At the head of the progressive Partido dos trabalhadores (PT), he won last October 31, with a broad coalition ranging from moderate conservatives to the left. An alliance of anti-authoritarian forces – including those of the right – had called it which, however, until Sunday, existed only as an electoral strategy. So much so that the government had been defined as an amorphous body with a record number of 37 ministries, at the top of which are figures with divergent objectives. The attack perpetrated by supporters of the former president demonstrated the concreteness of the coup threat, transforming the idea of a democratic front into necessity. With the rubble of the presidency, of Parliament, of the Supreme Court, the Administration of "Lula III" was forged.
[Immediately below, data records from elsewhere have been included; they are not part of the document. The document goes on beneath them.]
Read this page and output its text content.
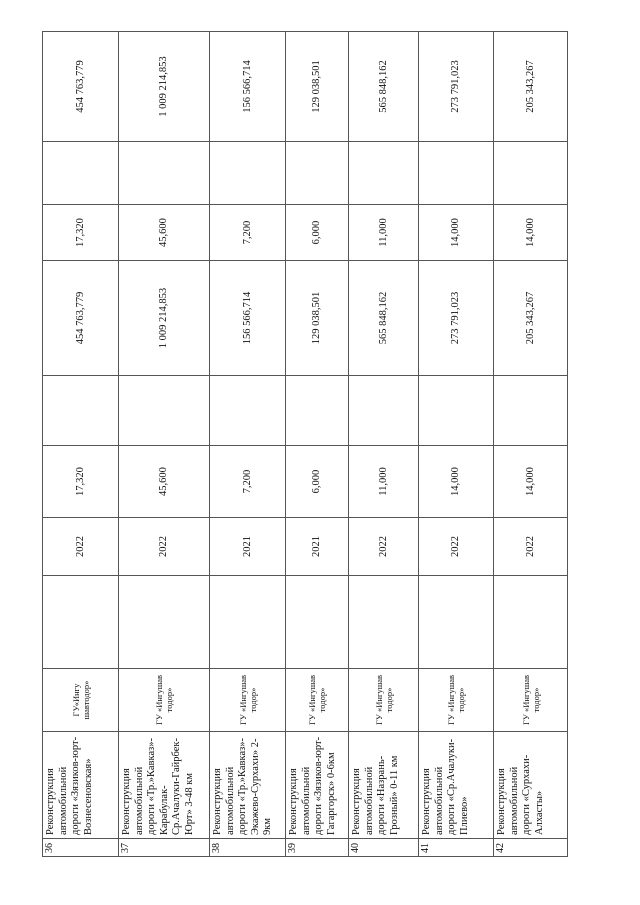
36	Реконструкция автомобильной дороги «Зязиков-юрт-Вознесеновская»	ГУ«Ингу шавтодор»		2022	17,320		454 763,779	17,320		454 763,779
37	Реконструкция автомобильной дороги «Тр.»Кавказ»-Карабулак-Ср.Ачалуки-Гайрбек-Юрт» 3-48 км	ГУ «Ингушав тодор»		2022	45,600		1 009 214,853	45,600		1 009 214,853
38	Реконструкция автомобильной дороги «Тр.»Кавказ»-Экажево-Сурхахи» 2-9км	ГУ «Ингушав тодор»		2021	7,200		156 566,714	7,200		156 566,714
39	Реконструкция автомобильной дороги «Зязиков-юрт-Гагаргорск» 0-6км	ГУ «Ингушав тодор»		2021	6,000		129 038,501	6,000		129 038,501
40	Реконструкция автомобильной дороги «Назрань-Грозный» 0-11 км	ГУ «Ингушав тодор»		2022	11,000		565 848,162	11,000		565 848,162
41	Реконструкция автомобильной дороги «Ср.Ачалуки-Плиево»	ГУ «Ингушав тодор»		2022	14,000		273 791,023	14,000		273 791,023
42	Реконструкция автомобильной дороги «Сурхахи-Алхасты»	ГУ «Ингушав тодор»		2022	14,000		205 343,267	14,000		205 343,267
His window of opportunity is, however, narrow. Very narrow. The rift in the country is real and the polarization is maximum. Healing the wound is just one of the challenges facing the new executive. Poverty has increased to include 30% of the population, a decade high. And hunger has returned: 33 million are its victims. The primary deficit is equivalent to 77% of GDP, twelve points more than the average for emerging countries. In this unfavorable scenario - with the repercussions of the Ukrainian crisis in the background - Lula will have to try to adapt Bolsa familia, the "star" program that during his previous governments saved thirty million Brazilians. And give an environmental content to their social policies, starting with the protection of the Amazon, where deforestation has grown by 60% in the last four years.
Every day, during 2022, the forest has lost an area equivalent to three thousand football fields due to the action not of simple "land grabs" but of powerful criminal organizations operating in the shadows of national and international politicians and entrepreneurs. To counter them, the government will have to put the system of environmental protection that was dismantled, piece by piece, in the Bolsonaro years back on its feet. The choice of the well-known ecologist Marina Silva to the Ministry of the Environment indicates the intention to do so. After all, the president knows that the forest and the climate are the gateway for Brazil to join the club of the Great within which he aims to return - after his fame at the beginning of the 2000s - as the voice of the global South. The success of the dress rehearsal at the COP27 in Sharm el-Sheikh, chosen by Lula for his international debut even before taking office, leads him to continue on this path. Or, at least, to try. A first sign is encouraging. Brazil has nominated the Amazonian city, Belém do Pará, as the venue for the 2025 UN climate summit (COP30).